26
février 2020
Les engins spatiaux se posent l’un après l’autre, telle une noria dépourvue de sens. En point fixe devant les portes coulissantes tu attends, comme tant d’autres fois déjà, à chaque ouverture la possibilité et l’espérance que ce soit elle mais non, ces gens sont trop bronzés, ils arrivent de La Réunion ou de Pointe-à-Pitre. Beaucoup de Blancs bronzés. Une expression au-delà de la fatigue sur le visage, dans le corps, quelque chose de blasé, comme s’ils ne venaient pas de traverser un océan, comme s’il n’y avait que des soucis qui les attendaient.
Enfin Lucia et son fils, ô comme ils sont uniques ! Ils n’ont pas dormi de la nuit, ils ont même gardé les yeux ouverts durant la descente, deux mille mètres de nuages épais. Ils ne râlent pas quand il s’agit de retrouver la voiture, garée à un emplacement jumeau de celui où elle ne se trouve pas. Ils se réjouissent même de voir tomber la pluie, leur première pluie depuis des mois puisqu’au Canada ne tombe que de la neige. Toi, tu regardes les gouttes prendre du volume et ralentir un peu leur chute, il se pourrait que cette pluie devienne ta première neige depuis un an.

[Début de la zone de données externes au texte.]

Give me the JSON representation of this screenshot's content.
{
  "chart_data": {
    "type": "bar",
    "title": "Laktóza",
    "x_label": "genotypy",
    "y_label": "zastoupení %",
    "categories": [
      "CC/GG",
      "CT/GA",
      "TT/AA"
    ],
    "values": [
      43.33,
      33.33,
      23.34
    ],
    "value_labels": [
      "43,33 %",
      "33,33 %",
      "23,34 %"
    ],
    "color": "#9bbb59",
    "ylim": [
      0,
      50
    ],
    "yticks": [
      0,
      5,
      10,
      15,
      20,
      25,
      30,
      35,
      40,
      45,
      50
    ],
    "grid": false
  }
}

On se recale tant bien que mal. Quelque chose se transforme en toi ou peine à se transformer, selon que tu étais ou non pleinement heureux à l’origine. Il te semble que tu flottes dans ta peau. Trop large, tu l’habites certes mais tu ne tiens pas en place, ainsi qu’on se retourne d’un côté sur l’autre en cherchant le sommeil. Deux hivers que tu n’as pas vu Lucia et son fils – lui-même d’ailleurs ne te reconnaît pas. Ou confusément. Tu la reconnais si précisément. Se pose à nouveau, sortie de l’absence, la question de la juste distance.